Wednesday, September 20, 2006

Is the Autistic Mind Unhealthy
This topic came up on a forum that I frequent, and I felt the need to address it further here, because it is something that I feel is at the heart of the debate regarding the nature of autism.I think that the autistic mind (I am speaking in vast generalizations here) may be ill-suited for modern western society in many ways, but I would also argue that many of us have minds that are ill suited to modern society, myself included. While I have had many problems as a result of my kind of mind, I do not consider it unhealthy, anymore than I consider my brother's mind unhealthy or my husband's or my mother's minds unhealthy. All of us have struggles, and without support many of of us would not survive in this world. There are people who are successful in some aspects of life- rising to the top of their chosen professions while completely failing at maintaining any meaningful personal relationships and others where the reverse is true. Many people turn to drugs or alcohol to deal with their problems while others turn to eating disorders or plastic surgery or opt for a life of crime. Some people seem to achieve a balance between career and family but pile up mountains of debt and always struggle financially. I could go on forever, but my point is that all of us struggle in life- some of us more than others and just because we have the right test scores, the right grades, belong to the right clubs, attend the right schools, make the right kinds of friends and even have the right kind of upbringing does not ensure that we will be happy in our lives or with ourselves. All of us rely upon others to help us through, and I don't expect that my son will be any different in that respect. He may need many of the same kinds of help that his father does and that I do. He may need different kinds of help, but is that such a terrible thing? I will not shed a tear for my son if he has joy(in whichever way he defines it) in his heart and nothing else. I will bleed for him if he has everything else in this world but joy. I don't think fitting into society is in any way, shape or form a ticket to happiness. I think that society itself is unhealthy, full of truly unhealthy individuals leading truly unhealthy existences. The vast majority of these people are not autistic.

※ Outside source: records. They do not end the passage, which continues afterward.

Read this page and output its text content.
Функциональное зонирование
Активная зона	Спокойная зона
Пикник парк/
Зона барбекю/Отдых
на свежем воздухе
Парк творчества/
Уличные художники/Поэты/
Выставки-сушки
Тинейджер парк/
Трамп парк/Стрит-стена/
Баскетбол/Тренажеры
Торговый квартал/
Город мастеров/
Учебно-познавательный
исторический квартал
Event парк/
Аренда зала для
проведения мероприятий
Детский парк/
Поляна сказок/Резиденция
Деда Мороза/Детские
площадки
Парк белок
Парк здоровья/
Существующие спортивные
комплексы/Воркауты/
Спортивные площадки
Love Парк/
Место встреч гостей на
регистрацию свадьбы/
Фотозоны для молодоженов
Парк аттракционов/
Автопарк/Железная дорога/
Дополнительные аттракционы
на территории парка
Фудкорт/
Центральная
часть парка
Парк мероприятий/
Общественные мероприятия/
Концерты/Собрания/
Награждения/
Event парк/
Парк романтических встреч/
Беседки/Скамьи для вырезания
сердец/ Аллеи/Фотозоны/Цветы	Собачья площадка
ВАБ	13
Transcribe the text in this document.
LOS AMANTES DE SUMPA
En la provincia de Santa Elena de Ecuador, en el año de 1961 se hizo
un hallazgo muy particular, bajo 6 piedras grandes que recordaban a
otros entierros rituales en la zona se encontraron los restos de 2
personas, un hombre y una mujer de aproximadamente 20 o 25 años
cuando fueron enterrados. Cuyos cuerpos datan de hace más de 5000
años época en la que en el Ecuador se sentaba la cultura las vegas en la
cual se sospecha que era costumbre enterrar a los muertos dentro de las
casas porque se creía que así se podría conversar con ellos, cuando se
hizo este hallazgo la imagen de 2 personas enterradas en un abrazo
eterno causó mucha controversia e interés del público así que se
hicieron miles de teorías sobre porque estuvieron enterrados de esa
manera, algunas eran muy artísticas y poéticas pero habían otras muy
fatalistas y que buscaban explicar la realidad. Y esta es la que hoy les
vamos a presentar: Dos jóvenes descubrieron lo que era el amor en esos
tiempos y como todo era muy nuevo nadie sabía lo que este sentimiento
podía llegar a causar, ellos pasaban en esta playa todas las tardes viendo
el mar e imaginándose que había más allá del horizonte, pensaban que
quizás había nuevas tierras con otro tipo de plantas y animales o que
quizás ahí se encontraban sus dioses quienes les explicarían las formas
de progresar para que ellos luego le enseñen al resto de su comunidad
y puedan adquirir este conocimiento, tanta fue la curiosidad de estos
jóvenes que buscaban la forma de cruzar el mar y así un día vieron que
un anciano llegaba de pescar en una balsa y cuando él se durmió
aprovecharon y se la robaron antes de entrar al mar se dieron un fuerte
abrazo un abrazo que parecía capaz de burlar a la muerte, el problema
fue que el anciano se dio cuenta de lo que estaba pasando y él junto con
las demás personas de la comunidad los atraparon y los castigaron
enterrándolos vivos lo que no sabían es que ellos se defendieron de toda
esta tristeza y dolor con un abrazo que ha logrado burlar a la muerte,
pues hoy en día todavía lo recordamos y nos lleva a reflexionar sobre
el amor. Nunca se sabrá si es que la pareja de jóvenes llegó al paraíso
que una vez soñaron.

It is my greatest wish that I will someday truly understand my son, understand what he needs, what I should aim to give to him if I am able. This is the knowledge that I desire above all else, and that I think most parents must also desire. We feel as if we are traveling in the darkness, sometimes walking long distances without stumbling, other times tripping over obstacles and bumping into walls, and we are constantly searching for someone to guide us, someone whose vision is better than our own. Perhaps our children also feel this way, forced into walking a path that is foreign to them, that requires great effort to navigate, and that will always be fraught with dangers and filled with stumbling blocks. Our children are brave, braver than we are most of the time. They must stretch their minds to accommodate us and our way of life, to communicate with us on our terms, whereas we are like the stubborn Americans who by virtue of the dominance of the English language feel no obligation to learn another-even when traveling to foreign countries. Is this arrogance, or ignorance or both? No doubt- our kids need to learn to communicate, but why do we insist that ours must be the only language?

1 Comments:

At 7:07 AM, Blogger Random Mom said...

...stubborn Americans who by virtue of the dominance of the English language feel no obligation to learn another-even when traveling to foreign countries. Is this arrogance, or ignorance or both? No doubt- our kids need to learn to communicate, but why do we insist that ours must be the only language?
Well put. Personally, I feel that moms in particular are very good at translating. We instinctively understand what our kids are trying to communicate to us, though others will look at us with that puzzled "What did he say?" look on their faces
Until our kids learn to speak the "normal" language, or even if they never do, it is up to us to act as translators, guides and liaisons while they are traveling through this "foreign land."
You are doing a great job, of this much I am absolutely certain.